Die Profitsteigerung, oder der direkte Nutzen, lässt sich gut quantifizieren. Six Sigma ist ein ergebnisorientierter und in klar definierten Projekten strukturierter Ansatz. Zur Projektdokumentation gehört immer auch eine Analyse der Kosten und der durch die Verbesserung erzielten Einsparungen bzw. Produktivitätssteigerungen. Somit stehen verlässliche und genaue Zahlen für den direkten finanziellen Benefit zur Verfügung. Laut einer von der ASQ (American Society for Quality) publizierten Studie aus dem Jahr 2012 über knapp 30 Six Sigma-Unternehmen unterschiedlicher Branchen liegen die jährlich lukrierten Einsparungen im Bereich von 1 bis 2 %, in Einzelfällen bis über 6 % des Jahresumsatzes. Das Verhältnis der Einsparungen zu den Kosten der Six Sigma-Implementierung bewegt sich dabei im Bereich von 2 bis 2,6 zu 1, d.h. für jeden in Six Sigma investierten Euro bekommt man mehr als 2 Euro zurück. Meine persönlichen Erfahrungen in der Elektronikindustrie zeigen ein ähnliches, wenn nicht sogar noch günstigeres Bild: Einsparungen im Bereich des 5- bis 10-fachen der Projektkosten sind an der Tagesordnung.

Schwerer zu quantifizieren aber nicht weniger wichtig sind die indirekten Benefits. Durch verbesserte Qualität steigt die Kundenzufriedenheit und damit in vielen Fällen auch Absatz und Marktanteil. Dieser strategische Nutzen kann nur für jeden individuellen Fall geschätzt werden, etwa mit 250.000 Euro für ein Projekt mittleren Umfangs im Bereich der Elektronikindustrie.

Kaum Schätzungen gibt es hingegen für den monetären Nutzen des durch das Six Sigma-Programm gesteigerten Mitarbeiter-Engagements und Fachwissens. Die Green und Black Belts eines Unternehmens durchlaufen eine hochwertige Ausbildung, was vielfach zu Recht als Incentive und Zeichen persönlicher Wertschätzung gesehen wird. Durch das Six Sigma-Training wird ein auf Zahlen, Daten und Fakten sowie statistischen Werkzeugen beruhendes Mindset vermittelt, welches die betroffenen Mitarbeiter auch außerhalb von Six Sigma-Projekten in ihrer täglichen Arbeit bei der Lösungs- und Entscheidungsfindung einsetzen und damit indirekt den Unternehmenserfolg steigern.
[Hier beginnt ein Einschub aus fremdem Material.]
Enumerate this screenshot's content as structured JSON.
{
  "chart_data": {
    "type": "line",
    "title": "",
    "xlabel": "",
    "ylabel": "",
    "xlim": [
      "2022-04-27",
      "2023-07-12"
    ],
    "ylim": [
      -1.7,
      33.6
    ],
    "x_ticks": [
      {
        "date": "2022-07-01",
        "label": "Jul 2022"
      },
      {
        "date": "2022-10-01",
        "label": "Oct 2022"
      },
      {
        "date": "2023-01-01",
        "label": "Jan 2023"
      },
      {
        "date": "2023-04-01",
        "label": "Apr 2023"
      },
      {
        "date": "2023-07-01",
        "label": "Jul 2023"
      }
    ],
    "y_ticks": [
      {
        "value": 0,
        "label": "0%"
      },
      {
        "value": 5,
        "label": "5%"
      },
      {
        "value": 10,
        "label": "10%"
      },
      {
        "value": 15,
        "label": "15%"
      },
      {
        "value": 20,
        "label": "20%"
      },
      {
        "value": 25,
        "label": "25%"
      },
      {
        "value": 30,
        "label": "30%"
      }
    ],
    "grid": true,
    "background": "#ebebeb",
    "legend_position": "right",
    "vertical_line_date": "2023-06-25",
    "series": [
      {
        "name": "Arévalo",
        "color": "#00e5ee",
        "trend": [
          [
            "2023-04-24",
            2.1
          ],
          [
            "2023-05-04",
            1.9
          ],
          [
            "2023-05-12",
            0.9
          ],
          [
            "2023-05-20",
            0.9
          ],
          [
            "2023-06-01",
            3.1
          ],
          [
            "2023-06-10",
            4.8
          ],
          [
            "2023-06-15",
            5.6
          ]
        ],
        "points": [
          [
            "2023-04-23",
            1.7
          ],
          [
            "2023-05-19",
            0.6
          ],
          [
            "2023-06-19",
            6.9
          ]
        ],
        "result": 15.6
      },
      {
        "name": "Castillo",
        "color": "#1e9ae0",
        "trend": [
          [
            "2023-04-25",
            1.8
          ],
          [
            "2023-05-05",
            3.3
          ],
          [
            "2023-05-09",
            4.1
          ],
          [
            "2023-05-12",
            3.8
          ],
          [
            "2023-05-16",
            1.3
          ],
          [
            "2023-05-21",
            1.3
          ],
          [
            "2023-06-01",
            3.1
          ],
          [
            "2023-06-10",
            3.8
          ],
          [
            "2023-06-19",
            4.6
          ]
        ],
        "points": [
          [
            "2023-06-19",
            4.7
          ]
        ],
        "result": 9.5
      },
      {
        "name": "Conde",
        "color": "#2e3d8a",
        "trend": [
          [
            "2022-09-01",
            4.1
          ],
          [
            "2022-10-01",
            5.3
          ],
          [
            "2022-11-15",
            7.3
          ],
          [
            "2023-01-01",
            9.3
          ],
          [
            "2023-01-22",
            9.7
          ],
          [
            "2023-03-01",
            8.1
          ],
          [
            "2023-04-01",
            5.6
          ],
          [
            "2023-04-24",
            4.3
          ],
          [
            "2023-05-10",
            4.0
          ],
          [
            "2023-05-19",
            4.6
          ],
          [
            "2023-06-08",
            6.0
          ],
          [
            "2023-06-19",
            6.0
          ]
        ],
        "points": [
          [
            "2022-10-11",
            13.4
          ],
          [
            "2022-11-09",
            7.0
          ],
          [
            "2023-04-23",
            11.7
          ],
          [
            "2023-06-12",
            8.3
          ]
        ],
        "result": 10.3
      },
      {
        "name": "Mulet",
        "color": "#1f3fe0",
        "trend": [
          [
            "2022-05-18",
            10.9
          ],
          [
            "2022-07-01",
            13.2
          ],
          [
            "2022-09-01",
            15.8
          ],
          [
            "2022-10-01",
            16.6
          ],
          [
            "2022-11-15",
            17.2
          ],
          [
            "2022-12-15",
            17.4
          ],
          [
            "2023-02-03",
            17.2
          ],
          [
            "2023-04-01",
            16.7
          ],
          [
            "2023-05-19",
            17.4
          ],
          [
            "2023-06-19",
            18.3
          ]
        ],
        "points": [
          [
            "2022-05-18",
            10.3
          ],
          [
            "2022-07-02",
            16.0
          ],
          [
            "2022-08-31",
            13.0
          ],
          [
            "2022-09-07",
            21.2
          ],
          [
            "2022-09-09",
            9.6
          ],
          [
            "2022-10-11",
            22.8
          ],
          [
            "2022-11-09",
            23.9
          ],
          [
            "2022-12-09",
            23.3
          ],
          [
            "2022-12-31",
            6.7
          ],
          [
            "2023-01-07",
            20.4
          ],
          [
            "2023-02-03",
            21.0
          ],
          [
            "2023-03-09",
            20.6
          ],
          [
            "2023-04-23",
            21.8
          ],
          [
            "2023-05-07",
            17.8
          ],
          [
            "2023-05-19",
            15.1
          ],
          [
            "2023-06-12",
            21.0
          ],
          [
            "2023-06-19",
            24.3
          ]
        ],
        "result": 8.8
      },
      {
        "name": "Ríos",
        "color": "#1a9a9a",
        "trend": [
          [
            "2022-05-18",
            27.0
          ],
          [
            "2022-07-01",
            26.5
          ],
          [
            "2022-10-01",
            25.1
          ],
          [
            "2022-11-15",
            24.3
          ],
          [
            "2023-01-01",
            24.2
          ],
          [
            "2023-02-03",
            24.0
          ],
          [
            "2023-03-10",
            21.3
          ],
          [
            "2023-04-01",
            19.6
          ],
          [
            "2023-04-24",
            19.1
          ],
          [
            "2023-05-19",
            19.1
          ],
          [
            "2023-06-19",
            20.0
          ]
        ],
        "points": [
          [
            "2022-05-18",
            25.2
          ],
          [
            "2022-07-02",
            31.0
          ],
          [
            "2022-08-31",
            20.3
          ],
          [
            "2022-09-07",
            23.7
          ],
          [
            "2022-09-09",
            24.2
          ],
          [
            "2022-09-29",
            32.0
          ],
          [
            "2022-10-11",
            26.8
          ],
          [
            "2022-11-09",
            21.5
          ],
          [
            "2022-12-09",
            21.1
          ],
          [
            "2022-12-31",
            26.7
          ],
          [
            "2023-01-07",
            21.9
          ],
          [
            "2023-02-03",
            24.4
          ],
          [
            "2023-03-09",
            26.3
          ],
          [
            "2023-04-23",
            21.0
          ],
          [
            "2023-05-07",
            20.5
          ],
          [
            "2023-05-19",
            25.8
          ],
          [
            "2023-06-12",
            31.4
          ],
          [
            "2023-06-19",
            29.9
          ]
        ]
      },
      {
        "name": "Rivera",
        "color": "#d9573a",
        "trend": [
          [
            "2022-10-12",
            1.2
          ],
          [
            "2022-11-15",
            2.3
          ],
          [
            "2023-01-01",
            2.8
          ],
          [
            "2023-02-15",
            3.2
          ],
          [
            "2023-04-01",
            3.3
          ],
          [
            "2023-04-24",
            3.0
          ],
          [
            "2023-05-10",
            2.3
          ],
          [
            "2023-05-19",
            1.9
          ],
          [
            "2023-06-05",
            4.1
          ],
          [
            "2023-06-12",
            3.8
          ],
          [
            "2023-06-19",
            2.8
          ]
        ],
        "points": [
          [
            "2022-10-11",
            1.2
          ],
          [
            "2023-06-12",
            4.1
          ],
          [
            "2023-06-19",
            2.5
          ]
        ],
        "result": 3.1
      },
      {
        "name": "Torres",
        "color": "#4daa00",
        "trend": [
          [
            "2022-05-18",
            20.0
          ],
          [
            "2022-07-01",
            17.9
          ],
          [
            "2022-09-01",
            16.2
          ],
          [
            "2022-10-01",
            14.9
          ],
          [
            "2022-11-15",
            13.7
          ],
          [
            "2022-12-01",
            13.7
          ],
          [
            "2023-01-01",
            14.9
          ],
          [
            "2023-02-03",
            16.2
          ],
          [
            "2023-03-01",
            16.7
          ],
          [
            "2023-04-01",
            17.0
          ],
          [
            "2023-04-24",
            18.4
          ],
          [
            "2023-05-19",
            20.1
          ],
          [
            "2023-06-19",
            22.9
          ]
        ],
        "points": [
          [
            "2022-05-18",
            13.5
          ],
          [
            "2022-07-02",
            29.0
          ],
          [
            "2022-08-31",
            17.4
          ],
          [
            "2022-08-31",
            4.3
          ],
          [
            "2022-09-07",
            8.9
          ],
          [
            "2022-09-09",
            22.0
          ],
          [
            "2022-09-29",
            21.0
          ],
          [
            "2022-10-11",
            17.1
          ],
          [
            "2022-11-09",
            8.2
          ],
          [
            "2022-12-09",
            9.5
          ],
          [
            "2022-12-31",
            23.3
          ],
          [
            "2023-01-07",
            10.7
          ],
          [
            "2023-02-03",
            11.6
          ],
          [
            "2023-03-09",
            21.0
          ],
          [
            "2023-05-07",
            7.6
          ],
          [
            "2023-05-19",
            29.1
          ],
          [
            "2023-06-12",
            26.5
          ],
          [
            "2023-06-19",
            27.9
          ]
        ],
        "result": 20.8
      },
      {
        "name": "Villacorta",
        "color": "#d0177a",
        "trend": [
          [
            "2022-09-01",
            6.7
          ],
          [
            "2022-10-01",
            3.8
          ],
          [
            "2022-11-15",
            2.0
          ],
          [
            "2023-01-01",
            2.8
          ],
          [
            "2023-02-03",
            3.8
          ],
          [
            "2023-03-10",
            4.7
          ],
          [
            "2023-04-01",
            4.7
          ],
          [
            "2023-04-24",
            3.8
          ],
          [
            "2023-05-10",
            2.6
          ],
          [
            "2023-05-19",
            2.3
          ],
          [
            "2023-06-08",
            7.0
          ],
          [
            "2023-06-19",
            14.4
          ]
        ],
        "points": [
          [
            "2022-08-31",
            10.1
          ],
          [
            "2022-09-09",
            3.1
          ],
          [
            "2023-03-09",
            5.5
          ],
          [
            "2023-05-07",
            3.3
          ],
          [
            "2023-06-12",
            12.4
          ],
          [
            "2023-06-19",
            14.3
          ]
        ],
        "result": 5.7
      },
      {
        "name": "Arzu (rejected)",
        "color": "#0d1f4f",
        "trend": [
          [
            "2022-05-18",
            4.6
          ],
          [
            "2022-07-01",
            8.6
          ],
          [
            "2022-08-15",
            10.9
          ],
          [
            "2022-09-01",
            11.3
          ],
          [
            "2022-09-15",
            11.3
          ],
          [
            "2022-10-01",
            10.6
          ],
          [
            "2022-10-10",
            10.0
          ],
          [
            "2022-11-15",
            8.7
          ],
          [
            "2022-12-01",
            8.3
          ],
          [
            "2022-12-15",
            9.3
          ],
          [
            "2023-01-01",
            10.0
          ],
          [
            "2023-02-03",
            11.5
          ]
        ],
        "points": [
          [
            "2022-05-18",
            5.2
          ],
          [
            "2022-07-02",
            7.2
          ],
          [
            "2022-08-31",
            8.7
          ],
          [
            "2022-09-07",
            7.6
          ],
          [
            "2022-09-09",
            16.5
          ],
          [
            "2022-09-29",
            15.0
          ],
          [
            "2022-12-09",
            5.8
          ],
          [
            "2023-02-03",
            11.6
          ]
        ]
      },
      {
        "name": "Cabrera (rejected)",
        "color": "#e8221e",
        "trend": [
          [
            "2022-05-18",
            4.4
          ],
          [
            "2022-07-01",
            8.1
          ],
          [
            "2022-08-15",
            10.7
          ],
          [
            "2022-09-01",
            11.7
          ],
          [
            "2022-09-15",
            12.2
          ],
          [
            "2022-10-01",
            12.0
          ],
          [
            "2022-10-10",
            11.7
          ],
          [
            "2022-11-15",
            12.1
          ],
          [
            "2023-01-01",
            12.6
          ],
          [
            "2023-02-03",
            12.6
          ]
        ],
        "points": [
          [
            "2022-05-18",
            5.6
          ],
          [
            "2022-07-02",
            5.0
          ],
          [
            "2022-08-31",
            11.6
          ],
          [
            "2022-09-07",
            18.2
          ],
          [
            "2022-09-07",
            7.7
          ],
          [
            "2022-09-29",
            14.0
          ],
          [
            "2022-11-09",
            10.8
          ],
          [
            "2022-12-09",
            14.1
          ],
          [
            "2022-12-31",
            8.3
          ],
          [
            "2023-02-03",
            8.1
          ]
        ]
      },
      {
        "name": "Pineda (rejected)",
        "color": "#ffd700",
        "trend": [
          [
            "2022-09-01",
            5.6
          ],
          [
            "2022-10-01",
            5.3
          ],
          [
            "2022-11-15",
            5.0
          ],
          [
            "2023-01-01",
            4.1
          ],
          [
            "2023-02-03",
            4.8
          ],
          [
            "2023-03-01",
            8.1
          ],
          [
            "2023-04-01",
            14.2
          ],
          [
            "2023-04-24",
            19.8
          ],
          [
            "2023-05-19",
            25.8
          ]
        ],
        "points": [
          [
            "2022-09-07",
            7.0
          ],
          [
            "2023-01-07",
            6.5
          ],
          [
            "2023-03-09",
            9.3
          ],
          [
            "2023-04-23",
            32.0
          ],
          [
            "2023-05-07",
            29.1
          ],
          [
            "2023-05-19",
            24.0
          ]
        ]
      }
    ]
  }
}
Noch ein Wort zu den Kosten der Six Sigma-Implementierung: diese setzen sich zusammen aus initialen Kosten (für Consulting, Training und Administration) und laufenden Kosten (Projekt-bezogene Ressourcen, gegebenenfalls begleitendes Consulting). Der Return on Invest kommt mit etwas Verzögerung: substanzielle Netto-Einsparungen stellen sich spätestens im 2. Jahr nach Beginn der Implementierung ein. Six Sigma ist also nichts für das schnelle Geld. Ist das Programm jedoch einmal im Unternehmen etabliert, lohnen schnelle, auf jeden Fall aber nachhaltige Erfolge in zahlreichen Projekten die Investition.